Points along the line are connected in input order. Likewise, if there are multiple series via the z, fill, or stroke channel, the series are drawn in input order such that the last series is drawn on top. Typically, the data is already in sorted order, such as chronological for time series; if sorting is needed, consider a sort transform.
The line mark supports curve options to control interpolation between points, and marker options to add a marker (such as a dot or an arrowhead) on each of the control points. The default curve is auto, which is equivalent to linear if there is no projection, and otherwise uses the associated projection. If any of the x or y values are invalid (undefined, null, or NaN), the line will be interrupted, resulting in a break that divides the line shape into multiple segments. (See d3-shape’s line.defined for more.) If a line segment consists of only a single point, it may appear invisible unless rendered with rounded or square line caps. In addition, some curves such as cardinal-open only render a visible segment if it contains multiple points.
line(data, options)
Plot.line(aapl, {x: "Date", y: "Close"})
Returns a new line with the given data and options. If neither the x nor y options are specified, data is assumed to be an array of pairs [[x₀, y₀], [x₁, y₁], [x₂, y₂], …] such that x = [x₀, x₁, x₂, …] and y = [y₀, y₁, y₂, …].
lineX(data, options)
Plot.lineX(aapl.map((d) => d.Close))
Similar to line except that if the x option is not specified, it defaults to the identity function and assumes that data = [x₀, x₁, x₂, …]. If the y option is not specified, it defaults to [0, 1, 2, …].
If the interval option is specified, the binY transform is implicitly applied to the specified options. The reducer of the output x channel may be specified via the reduce option, which defaults to first. To default to zero instead of showing gaps in data, as when the observed value represents a quantity, use the sum reducer.

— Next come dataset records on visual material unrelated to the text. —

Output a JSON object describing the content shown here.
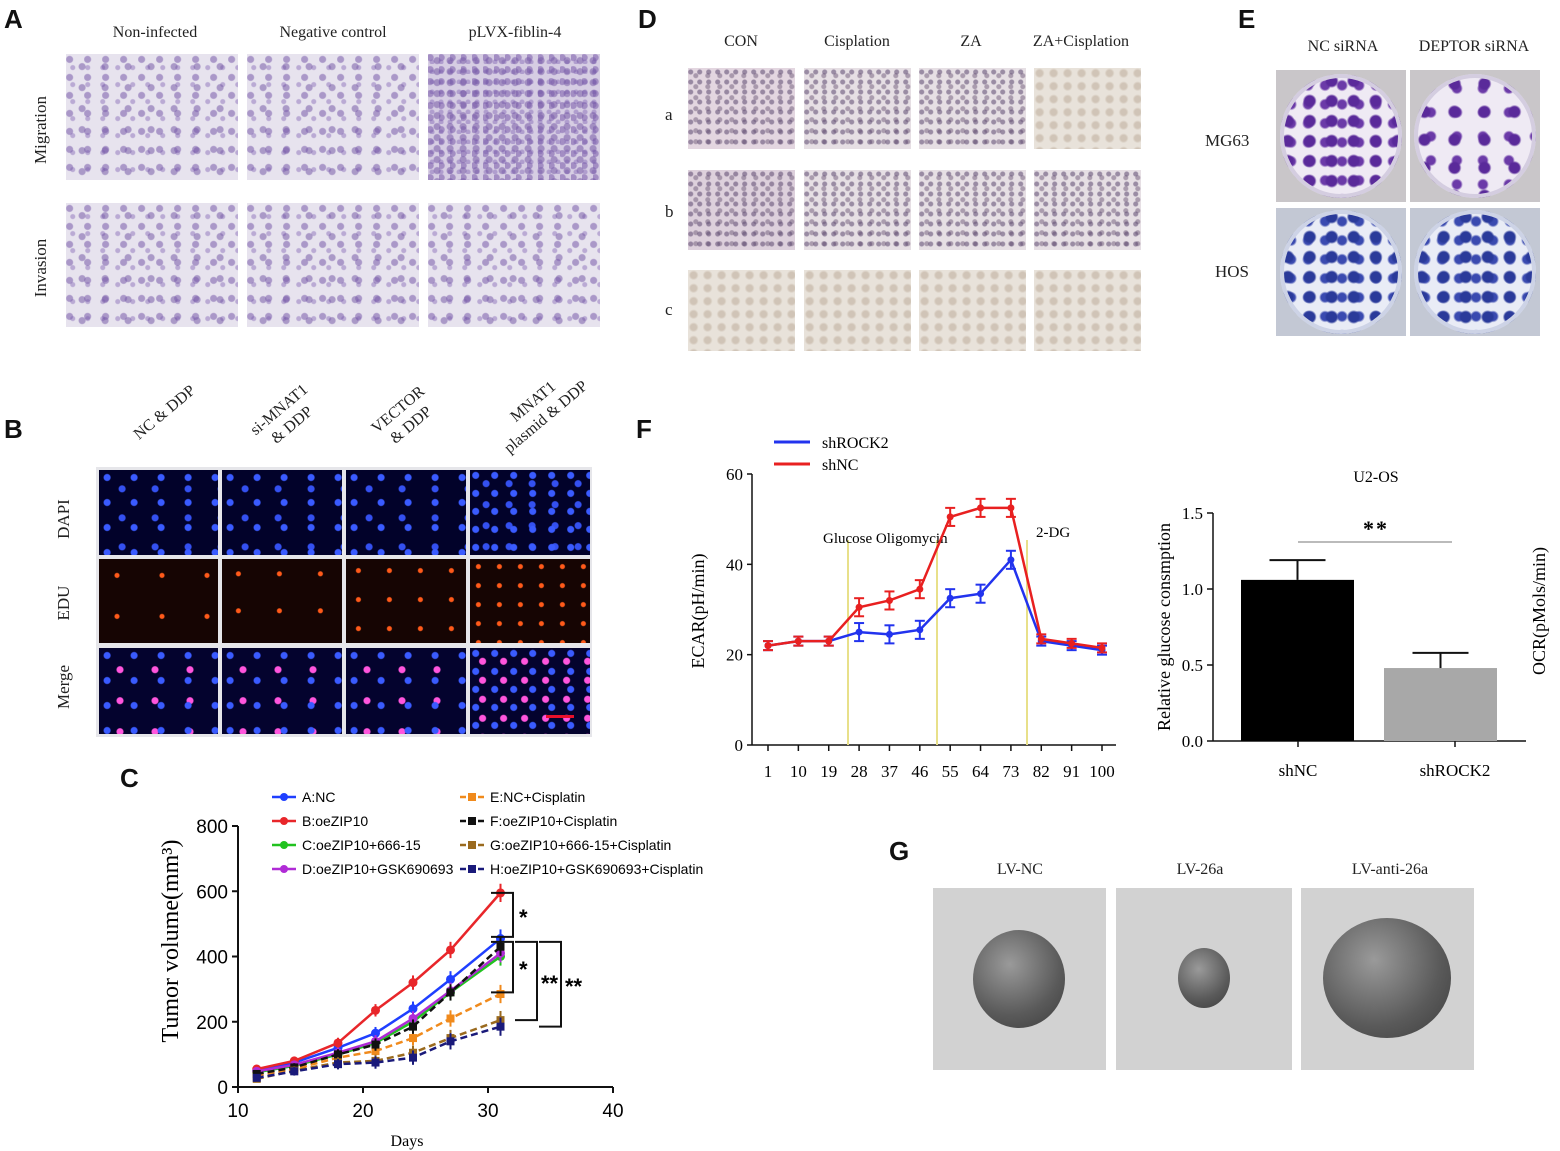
{
  "panels": {
    "A": {
      "label": "A",
      "columns": [
        "Non-infected",
        "Negative control",
        "pLVX-fiblin-4"
      ],
      "rows": [
        "Migration",
        "Invasion"
      ]
    },
    "B": {
      "label": "B",
      "columns": [
        "NC & DDP",
        "si-MNAT1\n& DDP",
        "VECTOR\n& DDP",
        "MNAT1\nplasmid & DDP"
      ],
      "rows": [
        "DAPI",
        "EDU",
        "Merge"
      ]
    },
    "C": {
      "label": "C"
    },
    "D": {
      "label": "D",
      "columns": [
        "CON",
        "Cisplation",
        "ZA",
        "ZA+Cisplation"
      ],
      "rows": [
        "a",
        "b",
        "c"
      ]
    },
    "E": {
      "label": "E",
      "columns": [
        "NC siRNA",
        "DEPTOR siRNA"
      ],
      "rows": [
        "MG63",
        "HOS"
      ]
    },
    "F": {
      "label": "F"
    },
    "G": {
      "label": "G",
      "columns": [
        "LV-NC",
        "LV-26a",
        "LV-anti-26a"
      ]
    }
  },
  "chart_data": [
    {
      "id": "C",
      "type": "line",
      "xlabel": "Days",
      "ylabel": "Tumor volume(mm³)",
      "xlim": [
        10,
        40
      ],
      "ylim": [
        0,
        800
      ],
      "xticks": [
        10,
        20,
        30,
        40
      ],
      "yticks": [
        0,
        200,
        400,
        600,
        800
      ],
      "x": [
        11.5,
        14.5,
        18,
        21,
        24,
        27,
        31
      ],
      "series": [
        {
          "name": "A:NC",
          "color": "#1f3fff",
          "dash": false,
          "values": [
            50,
            75,
            120,
            165,
            240,
            330,
            455
          ]
        },
        {
          "name": "B:oeZIP10",
          "color": "#e8262a",
          "dash": false,
          "values": [
            55,
            80,
            135,
            235,
            320,
            420,
            595
          ]
        },
        {
          "name": "C:oeZIP10+666-15",
          "color": "#21c21f",
          "dash": false,
          "values": [
            45,
            65,
            100,
            135,
            200,
            290,
            400
          ]
        },
        {
          "name": "D:oeZIP10+GSK690693",
          "color": "#b02bd6",
          "dash": false,
          "values": [
            48,
            68,
            105,
            140,
            210,
            295,
            410
          ]
        },
        {
          "name": "E:NC+Cisplatin",
          "color": "#f08a1c",
          "dash": true,
          "values": [
            35,
            55,
            90,
            110,
            150,
            210,
            285
          ]
        },
        {
          "name": "F:oeZIP10+Cisplatin",
          "color": "#111111",
          "dash": true,
          "values": [
            40,
            60,
            100,
            130,
            185,
            290,
            430
          ]
        },
        {
          "name": "G:oeZIP10+666-15+Cisplatin",
          "color": "#9a6a1e",
          "dash": true,
          "values": [
            25,
            50,
            75,
            80,
            105,
            150,
            205
          ]
        },
        {
          "name": "H:oeZIP10+GSK690693+Cisplatin",
          "color": "#1a1a7a",
          "dash": true,
          "values": [
            28,
            48,
            70,
            75,
            90,
            140,
            185
          ]
        }
      ],
      "annotations": [
        "*",
        "*",
        "**",
        "**"
      ]
    },
    {
      "id": "F-left",
      "type": "line",
      "ylabel": "ECAR(pH/min)",
      "ylim": [
        0,
        60
      ],
      "yticks": [
        0,
        20,
        40,
        60
      ],
      "categories": [
        "1",
        "10",
        "19",
        "28",
        "37",
        "46",
        "55",
        "64",
        "73",
        "82",
        "91",
        "100"
      ],
      "series": [
        {
          "name": "shROCK2",
          "color": "#2233ee",
          "values": [
            22,
            23,
            23,
            25,
            24.5,
            25.5,
            32.5,
            33.5,
            41,
            23,
            22,
            21
          ]
        },
        {
          "name": "shNC",
          "color": "#e82020",
          "values": [
            22,
            23,
            23,
            30.5,
            32,
            34.5,
            50.5,
            52.5,
            52.5,
            23.5,
            22.5,
            21.5
          ]
        }
      ],
      "annotations": [
        "Glucose Oligomycin",
        "2-DG"
      ]
    },
    {
      "id": "F-right",
      "type": "bar",
      "title": "U2-OS",
      "ylabel": "Relative glucose consmption",
      "ylabel2": "OCR(pMols/min)",
      "ylim": [
        0,
        1.5
      ],
      "yticks": [
        "0.0",
        "0.5",
        "1.0",
        "1.5"
      ],
      "categories": [
        "shNC",
        "shROCK2"
      ],
      "values": [
        1.06,
        0.48
      ],
      "errors": [
        0.13,
        0.1
      ],
      "colors": [
        "#000000",
        "#a8a8a8"
      ],
      "significance": "**"
    }
  ]
}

Plot.lineX(observations, {y: "date", x: "temperature", interval: "day"})
The interval option is recommended to “regularize” sampled data; for example, if your data represents timestamped temperature measurements and you expect one sample per day, use "day" as the interval.
lineY(data, options)
Plot.lineY(aapl.map((d) => d.Close))
Similar to line except that if the y option is not specified, it defaults to the identity function and assumes that data = [y₀, y₁, y₂, …]. If the x option is not specified, it defaults to [0, 1, 2, …].
If the interval option is specified, the binX transform is implicitly applied to the specified options. The reducer of the output y channel may be specified via the reduce option, which defaults to first. To default to zero instead of showing gaps in data, as when the observed value represents a quantity, use the sum reducer.
Plot.lineY(observations, {x: "date", y: "temperature", interval: "day"})
The interval option is recommended to “regularize” sampled data; for example, if your data represents timestamped temperature measurements and you expect one sample per day, use "day" as the interval.